So, what did he suggest using to clean the rollers with?


----------



## dpmcreations (Feb 3, 2008)

*Daryl*

Ok.. You have us all wondering.. What did the tool rep say to use to clean the rollers???


----------



## daryl in nanoose (Feb 18, 2007)

*So, what did he suggest using to clean the rollers with?*
He said only water and a cloth. Not sure if he knows forsure so I sent a message down to Delta but Have not herd back from them.
*Daryl,*
*Sorry it's come to replacing the rollers. Bummer. I hope they don't cost near what mine did.*
They are only 40.00 each so not to bad. I think I srewed them up when I was planning some mahogany that had some stain on them* :wallbash: .* The rep said not to ever plane anything with stain or especially varnash so they needed to be replaced anyway.


----------



## bigredc (Sep 1, 2007)

Not being able to plain stained boards sounds kind of radical. I wonder if that's a company line to cover there butts. I am new to this but that doesn't make sense. I've heard cleaning glue off before planing. I don't understand how stain can hurt anything, unless it's wet, and it just discolors the rubber. What's the reasoning behind that? What about reclaiming old wood? I've run old boards with paint on them through to clean the top layer of paint off, and haven't had any problems.
Chris


----------



## Suz (Dec 8, 2006)

daryl in nanoose said:


> *So, what did he suggest using to clean the rollers with?*
> He said only water and a cloth. Not sure if he knows forsure so I sent a message down to Delta but Have not herd back from them.
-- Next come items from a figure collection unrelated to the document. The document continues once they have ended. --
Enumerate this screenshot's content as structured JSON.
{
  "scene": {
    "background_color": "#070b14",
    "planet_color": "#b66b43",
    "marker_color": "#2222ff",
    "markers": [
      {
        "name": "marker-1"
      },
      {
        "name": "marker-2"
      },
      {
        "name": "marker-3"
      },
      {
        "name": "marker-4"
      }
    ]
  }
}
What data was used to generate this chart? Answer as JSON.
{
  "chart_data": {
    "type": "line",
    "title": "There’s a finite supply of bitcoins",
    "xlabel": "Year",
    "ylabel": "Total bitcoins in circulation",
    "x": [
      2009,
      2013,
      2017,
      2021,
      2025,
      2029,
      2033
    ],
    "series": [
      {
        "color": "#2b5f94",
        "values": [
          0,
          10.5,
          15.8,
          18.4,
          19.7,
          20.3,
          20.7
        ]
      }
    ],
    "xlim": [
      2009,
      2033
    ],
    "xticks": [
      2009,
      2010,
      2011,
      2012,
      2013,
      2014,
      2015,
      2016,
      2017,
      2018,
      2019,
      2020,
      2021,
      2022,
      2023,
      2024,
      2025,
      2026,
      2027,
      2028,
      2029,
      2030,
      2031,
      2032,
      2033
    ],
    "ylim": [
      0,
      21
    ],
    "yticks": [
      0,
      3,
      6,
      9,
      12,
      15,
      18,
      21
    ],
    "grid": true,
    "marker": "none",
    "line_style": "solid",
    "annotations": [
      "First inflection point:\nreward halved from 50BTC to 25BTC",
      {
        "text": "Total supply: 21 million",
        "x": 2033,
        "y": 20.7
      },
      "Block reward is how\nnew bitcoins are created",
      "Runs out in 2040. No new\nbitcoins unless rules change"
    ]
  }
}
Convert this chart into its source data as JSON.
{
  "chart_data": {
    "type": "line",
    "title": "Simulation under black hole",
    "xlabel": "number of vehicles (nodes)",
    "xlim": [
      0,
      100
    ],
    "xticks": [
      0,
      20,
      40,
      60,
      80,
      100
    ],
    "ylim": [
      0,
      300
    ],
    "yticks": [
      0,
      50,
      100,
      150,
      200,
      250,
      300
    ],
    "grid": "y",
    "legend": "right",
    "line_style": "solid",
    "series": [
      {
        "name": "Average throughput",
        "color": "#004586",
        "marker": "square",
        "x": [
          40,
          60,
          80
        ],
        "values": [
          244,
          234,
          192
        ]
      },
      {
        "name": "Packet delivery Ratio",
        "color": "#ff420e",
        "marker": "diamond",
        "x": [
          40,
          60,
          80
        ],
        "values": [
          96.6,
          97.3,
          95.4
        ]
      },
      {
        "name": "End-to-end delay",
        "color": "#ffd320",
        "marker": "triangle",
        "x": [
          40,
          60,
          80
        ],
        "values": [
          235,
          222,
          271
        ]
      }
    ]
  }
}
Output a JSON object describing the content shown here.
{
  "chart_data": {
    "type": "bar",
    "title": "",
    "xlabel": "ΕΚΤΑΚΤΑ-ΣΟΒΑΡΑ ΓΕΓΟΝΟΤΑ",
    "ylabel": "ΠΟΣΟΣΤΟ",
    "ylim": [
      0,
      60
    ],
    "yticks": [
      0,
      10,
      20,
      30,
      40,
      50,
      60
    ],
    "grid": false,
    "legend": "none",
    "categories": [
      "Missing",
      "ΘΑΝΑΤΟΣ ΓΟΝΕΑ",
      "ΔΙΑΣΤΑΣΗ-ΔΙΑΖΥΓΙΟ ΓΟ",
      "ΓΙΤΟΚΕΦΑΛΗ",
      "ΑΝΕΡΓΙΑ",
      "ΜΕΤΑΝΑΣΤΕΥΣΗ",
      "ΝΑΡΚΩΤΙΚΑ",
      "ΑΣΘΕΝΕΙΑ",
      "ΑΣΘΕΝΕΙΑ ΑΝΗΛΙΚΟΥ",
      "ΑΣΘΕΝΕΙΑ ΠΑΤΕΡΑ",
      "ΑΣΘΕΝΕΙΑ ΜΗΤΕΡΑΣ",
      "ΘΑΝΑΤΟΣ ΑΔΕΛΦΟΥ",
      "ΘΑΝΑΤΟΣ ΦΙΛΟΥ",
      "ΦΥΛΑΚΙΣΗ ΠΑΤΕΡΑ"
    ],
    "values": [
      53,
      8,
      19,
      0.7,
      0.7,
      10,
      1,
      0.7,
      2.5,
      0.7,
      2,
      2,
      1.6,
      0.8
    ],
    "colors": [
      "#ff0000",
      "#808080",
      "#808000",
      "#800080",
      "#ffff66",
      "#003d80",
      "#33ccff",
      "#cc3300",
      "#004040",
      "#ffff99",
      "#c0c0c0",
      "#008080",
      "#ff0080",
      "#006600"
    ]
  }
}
Wow, I'd like to see him clean a set of rollers after hitting a pitch pocket in a pine board! :no:


----------



## mmwood_1 (Oct 24, 2007)

No kidding!!


----------



## daryl in nanoose (Feb 18, 2007)

I kinda thought it was a dumb thing to say to that's why I sent a message to Delta.


----------



## mmwood_1 (Oct 24, 2007)

I just had a thought, reading the statement about the pitch pocket....When you get pitch on your hands, you can get it off by rubbing butter on it. I wonder if that would work on feed rollers...


----------



## daryl in nanoose (Feb 18, 2007)

*Update*

Well I found the answer to cleaning these rollers, warm soapy water only ( it figures) but as it turnes out there are 2 other problems with this planer so I benched it and bought on sale the Dewalt 735, iI will deal with my delta later when I have more time to get into the hart of the matter. I just want to make sure that it is the rollers and not something else before getting rid of it.


----------



## bigredc (Sep 1, 2007)

That's to bad you couldn't fix the Delta. New tools are fun though. Let us know what you find out about the Delta


----------